I have had three bluetooth keyboards (for tablets). They’re all horrible. They have indeterminate latency. They often don’t sense the first one or two keypresses while they are waking up. They frequently need a power cycle to re-sync. They require charging too. They’re just a headache.
My OTG cabled keyboard interface, on the other hand, adds just 1 mm to the butt end of the tablet or phone USB connector, then folds around back. It never fails, never goes silent, never missed a keystroke, and doesn’t need charging. It draws power from the device, but I can also charge the tablet through the keyboard via passthrough, even while in use. I also can plug in a USB stick and microSD card too. That little box that does the power in, USB & microSD is relatively bulky (1x2x4 cm), but could easily be eliminated in a more svelte design.
Unihertz Titan is also one option to look at.

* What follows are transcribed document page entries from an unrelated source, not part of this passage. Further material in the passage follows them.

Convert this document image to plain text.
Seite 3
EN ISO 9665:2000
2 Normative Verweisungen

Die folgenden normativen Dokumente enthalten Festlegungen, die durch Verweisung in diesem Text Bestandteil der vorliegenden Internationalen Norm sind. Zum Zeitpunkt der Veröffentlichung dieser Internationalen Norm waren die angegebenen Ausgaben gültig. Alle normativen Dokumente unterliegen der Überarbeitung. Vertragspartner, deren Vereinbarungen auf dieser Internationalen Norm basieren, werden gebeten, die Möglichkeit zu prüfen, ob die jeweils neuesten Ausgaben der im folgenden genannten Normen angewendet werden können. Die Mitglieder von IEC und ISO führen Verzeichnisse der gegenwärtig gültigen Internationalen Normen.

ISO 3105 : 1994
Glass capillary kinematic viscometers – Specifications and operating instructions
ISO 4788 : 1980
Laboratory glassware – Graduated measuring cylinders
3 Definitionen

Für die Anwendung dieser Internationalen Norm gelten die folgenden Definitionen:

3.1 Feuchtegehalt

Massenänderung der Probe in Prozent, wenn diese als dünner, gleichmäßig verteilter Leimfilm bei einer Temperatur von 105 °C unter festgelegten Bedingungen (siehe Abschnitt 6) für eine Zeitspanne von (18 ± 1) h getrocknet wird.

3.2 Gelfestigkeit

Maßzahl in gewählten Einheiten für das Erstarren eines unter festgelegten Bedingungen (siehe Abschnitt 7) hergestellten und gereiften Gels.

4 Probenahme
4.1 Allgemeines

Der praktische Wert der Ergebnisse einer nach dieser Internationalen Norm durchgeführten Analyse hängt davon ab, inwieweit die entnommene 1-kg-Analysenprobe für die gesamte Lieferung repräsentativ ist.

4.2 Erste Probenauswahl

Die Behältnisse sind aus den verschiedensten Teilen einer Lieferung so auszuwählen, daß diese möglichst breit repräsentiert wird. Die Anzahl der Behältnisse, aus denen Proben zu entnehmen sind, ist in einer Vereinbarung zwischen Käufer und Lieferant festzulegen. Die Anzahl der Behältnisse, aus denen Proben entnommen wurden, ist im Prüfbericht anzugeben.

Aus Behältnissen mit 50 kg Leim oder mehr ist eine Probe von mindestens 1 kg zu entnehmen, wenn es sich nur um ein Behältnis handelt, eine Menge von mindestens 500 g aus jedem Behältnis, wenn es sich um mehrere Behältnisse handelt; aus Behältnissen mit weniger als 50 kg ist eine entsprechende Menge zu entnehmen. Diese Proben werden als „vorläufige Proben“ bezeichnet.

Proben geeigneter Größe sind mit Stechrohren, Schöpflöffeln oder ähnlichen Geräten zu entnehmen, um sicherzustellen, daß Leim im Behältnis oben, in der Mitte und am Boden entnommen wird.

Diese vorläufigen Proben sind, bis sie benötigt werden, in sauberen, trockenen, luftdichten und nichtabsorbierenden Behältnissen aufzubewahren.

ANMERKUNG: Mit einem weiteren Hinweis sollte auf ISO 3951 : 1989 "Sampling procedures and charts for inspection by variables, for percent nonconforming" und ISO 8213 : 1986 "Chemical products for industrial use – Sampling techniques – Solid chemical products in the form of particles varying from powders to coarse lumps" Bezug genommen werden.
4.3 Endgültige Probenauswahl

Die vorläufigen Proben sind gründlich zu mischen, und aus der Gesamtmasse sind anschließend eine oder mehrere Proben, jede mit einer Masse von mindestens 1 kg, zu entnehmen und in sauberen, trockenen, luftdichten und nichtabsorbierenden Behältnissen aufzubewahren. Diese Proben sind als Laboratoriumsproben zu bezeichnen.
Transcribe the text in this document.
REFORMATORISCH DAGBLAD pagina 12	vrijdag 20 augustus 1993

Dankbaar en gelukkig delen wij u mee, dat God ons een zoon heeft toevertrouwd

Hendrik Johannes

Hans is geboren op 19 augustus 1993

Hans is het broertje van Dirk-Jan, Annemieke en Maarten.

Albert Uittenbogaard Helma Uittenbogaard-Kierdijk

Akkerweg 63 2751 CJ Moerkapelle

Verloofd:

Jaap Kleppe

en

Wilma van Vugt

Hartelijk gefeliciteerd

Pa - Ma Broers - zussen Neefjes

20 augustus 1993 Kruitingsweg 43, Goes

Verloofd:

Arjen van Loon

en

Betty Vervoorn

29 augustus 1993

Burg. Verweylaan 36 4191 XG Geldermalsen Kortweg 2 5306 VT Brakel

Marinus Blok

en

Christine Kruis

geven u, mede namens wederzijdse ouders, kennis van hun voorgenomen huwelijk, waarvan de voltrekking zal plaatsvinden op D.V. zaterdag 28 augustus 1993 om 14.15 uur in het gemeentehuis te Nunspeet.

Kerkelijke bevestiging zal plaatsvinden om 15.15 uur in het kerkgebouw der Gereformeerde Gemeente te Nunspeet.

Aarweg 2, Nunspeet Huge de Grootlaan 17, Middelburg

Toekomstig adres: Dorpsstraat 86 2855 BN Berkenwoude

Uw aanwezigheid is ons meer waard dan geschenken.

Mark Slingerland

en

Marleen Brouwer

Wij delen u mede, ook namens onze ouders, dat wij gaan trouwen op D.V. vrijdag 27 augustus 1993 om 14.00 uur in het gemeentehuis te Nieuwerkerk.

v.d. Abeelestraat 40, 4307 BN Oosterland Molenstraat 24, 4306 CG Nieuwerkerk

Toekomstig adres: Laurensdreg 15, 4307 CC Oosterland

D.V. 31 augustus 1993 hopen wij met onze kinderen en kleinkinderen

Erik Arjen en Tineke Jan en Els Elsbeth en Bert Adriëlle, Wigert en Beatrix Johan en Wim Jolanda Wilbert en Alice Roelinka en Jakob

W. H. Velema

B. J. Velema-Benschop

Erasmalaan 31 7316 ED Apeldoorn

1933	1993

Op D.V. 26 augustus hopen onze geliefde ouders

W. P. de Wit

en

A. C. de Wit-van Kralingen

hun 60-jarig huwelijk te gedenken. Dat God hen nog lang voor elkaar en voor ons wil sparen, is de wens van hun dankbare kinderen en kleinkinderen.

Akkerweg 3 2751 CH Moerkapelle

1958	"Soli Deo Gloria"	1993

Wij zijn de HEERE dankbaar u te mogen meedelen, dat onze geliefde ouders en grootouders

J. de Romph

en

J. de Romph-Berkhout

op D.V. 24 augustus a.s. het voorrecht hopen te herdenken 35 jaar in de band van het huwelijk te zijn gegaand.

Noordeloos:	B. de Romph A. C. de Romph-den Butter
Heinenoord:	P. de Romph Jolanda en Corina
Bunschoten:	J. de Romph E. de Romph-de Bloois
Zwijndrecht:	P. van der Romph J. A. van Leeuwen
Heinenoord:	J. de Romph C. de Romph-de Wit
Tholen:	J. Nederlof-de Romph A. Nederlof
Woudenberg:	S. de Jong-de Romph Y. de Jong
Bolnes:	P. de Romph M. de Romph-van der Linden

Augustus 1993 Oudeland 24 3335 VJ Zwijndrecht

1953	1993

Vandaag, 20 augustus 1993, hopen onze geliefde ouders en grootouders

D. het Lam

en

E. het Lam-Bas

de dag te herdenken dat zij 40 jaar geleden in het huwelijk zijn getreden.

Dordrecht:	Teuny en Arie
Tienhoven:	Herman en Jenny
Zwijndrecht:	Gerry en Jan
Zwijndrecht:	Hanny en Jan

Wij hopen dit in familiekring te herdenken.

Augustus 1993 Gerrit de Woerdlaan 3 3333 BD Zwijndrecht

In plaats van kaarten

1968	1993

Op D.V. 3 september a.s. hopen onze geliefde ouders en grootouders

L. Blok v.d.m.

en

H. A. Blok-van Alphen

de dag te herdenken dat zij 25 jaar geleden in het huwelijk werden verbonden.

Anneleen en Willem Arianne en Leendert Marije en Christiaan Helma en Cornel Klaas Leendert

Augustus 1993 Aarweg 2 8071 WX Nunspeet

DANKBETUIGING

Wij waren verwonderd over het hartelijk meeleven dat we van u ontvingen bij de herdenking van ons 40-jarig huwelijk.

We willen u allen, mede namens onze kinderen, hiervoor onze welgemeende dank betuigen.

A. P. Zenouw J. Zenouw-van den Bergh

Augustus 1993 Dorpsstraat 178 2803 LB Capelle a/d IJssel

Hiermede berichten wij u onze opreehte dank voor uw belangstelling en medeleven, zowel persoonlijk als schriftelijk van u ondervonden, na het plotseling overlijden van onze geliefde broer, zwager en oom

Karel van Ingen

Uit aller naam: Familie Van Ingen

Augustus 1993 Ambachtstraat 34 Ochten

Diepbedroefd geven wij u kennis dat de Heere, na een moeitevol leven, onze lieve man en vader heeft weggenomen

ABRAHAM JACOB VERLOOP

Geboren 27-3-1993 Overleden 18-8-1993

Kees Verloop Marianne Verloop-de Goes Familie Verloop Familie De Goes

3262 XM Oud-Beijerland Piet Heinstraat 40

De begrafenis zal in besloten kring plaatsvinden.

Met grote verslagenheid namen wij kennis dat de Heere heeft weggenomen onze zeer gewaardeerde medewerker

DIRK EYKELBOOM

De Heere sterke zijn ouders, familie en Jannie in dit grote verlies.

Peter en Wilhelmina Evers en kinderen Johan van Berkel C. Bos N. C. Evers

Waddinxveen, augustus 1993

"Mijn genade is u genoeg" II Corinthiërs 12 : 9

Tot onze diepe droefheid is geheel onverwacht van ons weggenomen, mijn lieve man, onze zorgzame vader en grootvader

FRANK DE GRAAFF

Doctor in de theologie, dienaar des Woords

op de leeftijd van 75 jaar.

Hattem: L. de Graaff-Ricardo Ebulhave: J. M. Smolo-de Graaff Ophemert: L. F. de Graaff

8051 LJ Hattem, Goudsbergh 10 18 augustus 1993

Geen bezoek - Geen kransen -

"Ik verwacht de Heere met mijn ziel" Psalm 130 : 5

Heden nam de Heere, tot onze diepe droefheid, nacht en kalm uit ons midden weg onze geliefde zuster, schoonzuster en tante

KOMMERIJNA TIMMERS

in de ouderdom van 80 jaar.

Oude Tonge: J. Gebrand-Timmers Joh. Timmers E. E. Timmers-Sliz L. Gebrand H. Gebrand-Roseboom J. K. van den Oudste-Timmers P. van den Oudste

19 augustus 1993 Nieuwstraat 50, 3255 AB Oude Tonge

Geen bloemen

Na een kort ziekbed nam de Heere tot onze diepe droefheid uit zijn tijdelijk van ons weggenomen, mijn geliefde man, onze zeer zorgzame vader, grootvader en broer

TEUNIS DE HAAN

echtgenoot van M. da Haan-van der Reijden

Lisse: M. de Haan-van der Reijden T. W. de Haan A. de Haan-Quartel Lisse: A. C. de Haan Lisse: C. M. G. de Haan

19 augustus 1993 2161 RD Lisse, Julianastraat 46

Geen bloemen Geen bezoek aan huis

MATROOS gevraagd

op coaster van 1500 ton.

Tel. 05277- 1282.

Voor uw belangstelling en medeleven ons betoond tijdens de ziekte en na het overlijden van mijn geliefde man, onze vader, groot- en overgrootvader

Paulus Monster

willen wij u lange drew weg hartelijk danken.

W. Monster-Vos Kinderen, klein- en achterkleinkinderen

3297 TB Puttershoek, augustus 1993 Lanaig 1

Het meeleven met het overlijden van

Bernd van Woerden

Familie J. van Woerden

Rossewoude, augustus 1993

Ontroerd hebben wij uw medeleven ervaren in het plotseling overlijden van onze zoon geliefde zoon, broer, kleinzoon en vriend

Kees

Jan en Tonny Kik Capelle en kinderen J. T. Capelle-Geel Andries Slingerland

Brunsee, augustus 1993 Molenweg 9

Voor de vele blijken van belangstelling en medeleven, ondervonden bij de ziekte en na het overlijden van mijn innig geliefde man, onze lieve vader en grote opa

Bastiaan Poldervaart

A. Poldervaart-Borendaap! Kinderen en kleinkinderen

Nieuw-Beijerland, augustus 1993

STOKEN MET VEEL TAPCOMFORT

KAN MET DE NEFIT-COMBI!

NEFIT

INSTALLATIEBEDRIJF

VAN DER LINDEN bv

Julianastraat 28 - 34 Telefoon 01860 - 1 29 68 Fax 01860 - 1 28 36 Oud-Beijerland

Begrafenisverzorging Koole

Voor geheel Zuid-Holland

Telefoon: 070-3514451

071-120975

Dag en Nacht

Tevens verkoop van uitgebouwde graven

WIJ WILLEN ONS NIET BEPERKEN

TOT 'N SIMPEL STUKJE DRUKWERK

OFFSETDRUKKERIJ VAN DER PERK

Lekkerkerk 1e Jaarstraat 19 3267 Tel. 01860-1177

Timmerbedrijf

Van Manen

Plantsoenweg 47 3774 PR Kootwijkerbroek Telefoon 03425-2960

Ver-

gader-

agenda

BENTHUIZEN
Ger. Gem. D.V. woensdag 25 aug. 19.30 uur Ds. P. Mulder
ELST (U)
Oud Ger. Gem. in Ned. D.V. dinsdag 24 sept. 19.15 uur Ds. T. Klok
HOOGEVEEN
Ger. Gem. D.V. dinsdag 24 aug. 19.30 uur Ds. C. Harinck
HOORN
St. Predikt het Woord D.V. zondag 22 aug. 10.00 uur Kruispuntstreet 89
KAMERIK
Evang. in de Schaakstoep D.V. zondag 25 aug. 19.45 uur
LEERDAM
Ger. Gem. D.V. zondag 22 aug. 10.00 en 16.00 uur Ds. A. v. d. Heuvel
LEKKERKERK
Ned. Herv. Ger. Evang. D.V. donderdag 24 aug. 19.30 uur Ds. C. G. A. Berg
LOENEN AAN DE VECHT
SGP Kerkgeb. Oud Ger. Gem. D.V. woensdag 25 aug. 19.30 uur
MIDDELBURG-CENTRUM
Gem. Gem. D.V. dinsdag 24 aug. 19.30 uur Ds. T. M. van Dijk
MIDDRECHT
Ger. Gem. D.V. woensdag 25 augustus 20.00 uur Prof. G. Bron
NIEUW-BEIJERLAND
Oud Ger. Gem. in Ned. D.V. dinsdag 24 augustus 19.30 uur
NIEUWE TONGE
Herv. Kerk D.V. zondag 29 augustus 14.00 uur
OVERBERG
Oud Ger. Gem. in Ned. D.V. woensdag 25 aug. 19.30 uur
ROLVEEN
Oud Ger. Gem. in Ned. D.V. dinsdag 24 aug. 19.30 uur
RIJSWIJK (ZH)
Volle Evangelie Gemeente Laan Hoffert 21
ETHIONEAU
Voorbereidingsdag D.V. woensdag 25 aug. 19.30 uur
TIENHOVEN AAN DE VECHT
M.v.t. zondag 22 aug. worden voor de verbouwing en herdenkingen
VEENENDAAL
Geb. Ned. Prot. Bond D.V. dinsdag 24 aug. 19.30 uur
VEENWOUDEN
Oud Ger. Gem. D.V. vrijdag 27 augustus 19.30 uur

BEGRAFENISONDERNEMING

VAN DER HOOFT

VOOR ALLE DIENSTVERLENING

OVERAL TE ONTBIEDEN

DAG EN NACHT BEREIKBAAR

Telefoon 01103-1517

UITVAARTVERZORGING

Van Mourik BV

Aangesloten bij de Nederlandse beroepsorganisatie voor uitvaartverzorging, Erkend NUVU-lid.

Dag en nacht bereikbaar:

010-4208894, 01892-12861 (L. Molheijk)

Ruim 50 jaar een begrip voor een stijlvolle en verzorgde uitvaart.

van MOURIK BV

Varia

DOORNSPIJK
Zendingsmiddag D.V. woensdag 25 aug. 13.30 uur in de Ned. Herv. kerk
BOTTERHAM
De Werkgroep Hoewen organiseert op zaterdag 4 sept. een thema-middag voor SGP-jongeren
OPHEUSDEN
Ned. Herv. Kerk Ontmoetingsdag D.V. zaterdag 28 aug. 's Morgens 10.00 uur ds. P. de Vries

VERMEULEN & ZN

I’m not sure that phone will ever be upgraded from android 9
I’ll be surprised if more than 5 people use that ability to pay their tax bills with bitcoin.
Strikes me, as a layman observer, that lunar landing ability of the 1960’s was at least on par with that of today.
Why?
” It raises interesting questions about how the secondary automotive market will respond to the increasingly complicated relationship between hardware and software, and what you’re actually paying for when you buy a car.”
Devils in the details.
https://tech.slashdot.org/story/20/02/07/224202/tesla-remotely-disables-autopilot-on-used-model-s-after-it-was-sold
” the dealer enabled Autopilot and FSD as a demo car. Something they are allowed to do in order to demo these features to customers. It’s on the dealer for not turning those unpaid features back off at the time of sale.”
It’s a shame blackberry branded phones are going away. I’ve spent the last year using an all-screen phone instead of a blackberry keyone and find the all-screen phone a better compromise since media consumption is far better and writing is… acceptable.
The time I think is right though as foldable phones hold a lot of promise. Imagine a folding phone that when unfolded is a 10″ tablet, that’s far better for media consumption than the 4.5″ blackberry keyone off the bat but what about typing? If you fold the foldable into a clamshell shape and use the top half as a display while the bottom half displays a keyboard you’ve got small laptop functionality for writing long messages. If that’s not good enough 10 dollars buys you a physical rubber keyboard overlay for the bottom half of the device.
The best bit is this isn’t far-fetched. Manufacturers demoed foldable laptops in this style at CES 2020, shrink those down to phone/tablet size and we’re there.
I don’t understand the appeal of crypto currency. As much as a hassle than a prepaid debit card is, the PIA of transferring funds from one account to another. Purchase physical precious metals if yo want a hedge on inflation. Appears that phones with switch keyboards never went away. Due to hemiparesis, On phone I’m a one thumb typist, so no phone keyboard works well for me.